Umbra parecia bem menos assustadora do que diziam os boatos. Era uma Alcatéia como as outras, só que coberta de neve e gelo.
O frio era extremo, típico do inverno. Mas, por algum resquício de misericórdia, nos disponibilizaram trajes quentes durante a organização dos documentos e papelada.
Eu e Freya estávamos ansiosas. Não sabíamos qual destino nos aguardava aqui. Até agora, os guardas não deram muitas informações.
Após um bom tempo resolvendo a parte burocrática, o oficial Beta reaparece. Dessa vez, com orientações mais claras.
— Olá, eu me chamo Serys. Sou o oficial Beta responsável pelo exército e segurança, além de ser a mão direita do Alfa Líder Lioran.
Vocês foram renegados em Garra Dourada. Mas aqui, não queremos saber os motivos.
Nós oferecemos um recomeço. Serão aceitos como membros comuns da matilha e seguirão as funções referentes às suas classificações.
Como todos vocês são Ômegas, participarão dos cargos de serviços. Esses serão designados no Centro Ômega, onde ficarão instalados.
Apenas assentimos em silêncio. Desconfiados.
Confesso: isso é bem melhor do que eu esperava. Basicamente, só mudamos de território e recomeçaremos nossas vidas por aqui.
E até onde vi, Umbra não é o bicho de sete cabeças que pintam mundo afora. Para nossa sorte.

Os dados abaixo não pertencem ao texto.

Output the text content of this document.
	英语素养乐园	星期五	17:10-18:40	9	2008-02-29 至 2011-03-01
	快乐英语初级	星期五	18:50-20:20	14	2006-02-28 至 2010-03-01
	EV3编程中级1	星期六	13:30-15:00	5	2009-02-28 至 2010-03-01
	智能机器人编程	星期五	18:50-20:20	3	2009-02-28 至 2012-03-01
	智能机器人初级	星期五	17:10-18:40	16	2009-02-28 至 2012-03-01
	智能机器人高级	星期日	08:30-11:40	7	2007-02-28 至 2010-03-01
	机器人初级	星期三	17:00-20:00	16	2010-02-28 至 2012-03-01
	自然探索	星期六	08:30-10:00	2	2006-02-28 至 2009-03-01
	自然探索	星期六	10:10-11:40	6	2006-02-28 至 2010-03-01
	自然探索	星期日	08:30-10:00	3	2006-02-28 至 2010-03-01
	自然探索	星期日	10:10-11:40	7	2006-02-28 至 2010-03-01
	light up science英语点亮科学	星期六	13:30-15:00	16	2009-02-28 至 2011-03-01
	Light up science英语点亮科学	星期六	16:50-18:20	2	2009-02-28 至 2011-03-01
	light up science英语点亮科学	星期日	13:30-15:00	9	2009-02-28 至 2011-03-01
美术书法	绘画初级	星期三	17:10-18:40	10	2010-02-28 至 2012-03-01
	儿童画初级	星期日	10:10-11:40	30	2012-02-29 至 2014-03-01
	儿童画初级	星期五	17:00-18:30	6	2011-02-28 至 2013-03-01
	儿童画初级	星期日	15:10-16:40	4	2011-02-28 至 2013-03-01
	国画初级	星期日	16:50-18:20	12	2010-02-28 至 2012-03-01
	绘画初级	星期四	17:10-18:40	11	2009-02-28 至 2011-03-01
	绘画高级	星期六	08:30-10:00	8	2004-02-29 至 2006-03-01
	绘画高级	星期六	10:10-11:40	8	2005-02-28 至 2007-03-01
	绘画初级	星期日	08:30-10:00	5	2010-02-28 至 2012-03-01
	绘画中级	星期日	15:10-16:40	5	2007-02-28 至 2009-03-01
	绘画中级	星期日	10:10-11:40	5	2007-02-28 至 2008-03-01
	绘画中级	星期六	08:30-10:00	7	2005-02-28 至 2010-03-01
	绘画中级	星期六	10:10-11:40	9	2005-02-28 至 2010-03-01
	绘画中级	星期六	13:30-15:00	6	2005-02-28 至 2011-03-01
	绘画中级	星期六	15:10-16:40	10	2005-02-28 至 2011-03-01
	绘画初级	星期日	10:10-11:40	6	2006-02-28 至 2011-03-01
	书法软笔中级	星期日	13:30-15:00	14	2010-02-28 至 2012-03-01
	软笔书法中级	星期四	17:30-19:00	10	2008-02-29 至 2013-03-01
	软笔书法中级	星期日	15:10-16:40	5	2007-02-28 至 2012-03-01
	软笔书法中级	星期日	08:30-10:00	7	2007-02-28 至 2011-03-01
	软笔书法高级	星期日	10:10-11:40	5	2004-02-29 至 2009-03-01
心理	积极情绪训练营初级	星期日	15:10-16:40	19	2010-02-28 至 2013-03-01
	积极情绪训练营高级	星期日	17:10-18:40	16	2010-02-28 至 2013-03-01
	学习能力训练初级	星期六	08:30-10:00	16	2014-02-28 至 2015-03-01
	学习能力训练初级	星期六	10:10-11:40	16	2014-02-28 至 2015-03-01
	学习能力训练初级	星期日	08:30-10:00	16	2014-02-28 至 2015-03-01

Em poucos minutos, somos levados ao tal Centro Ômega. Uma pequena vila habitada exclusivamente por Ômegas.
As pessoas vestem trajes simples, mas robustos, próprios para o inverno. Com exceção dos soldados fazendo ronda, todos ali são Ômegas.
É algo novo para mim. Em Garra Dourada, não havia territórios separados por classificação. Apesar das residências dos Ômegas serem mais simples, era comum Betas e Ômegas viverem misturados.
Isso me irrita um pouco. Indica que Umbra provavelmente é mais rígida quanto à diferenciação de classes. E isso… eu particularmente odeio.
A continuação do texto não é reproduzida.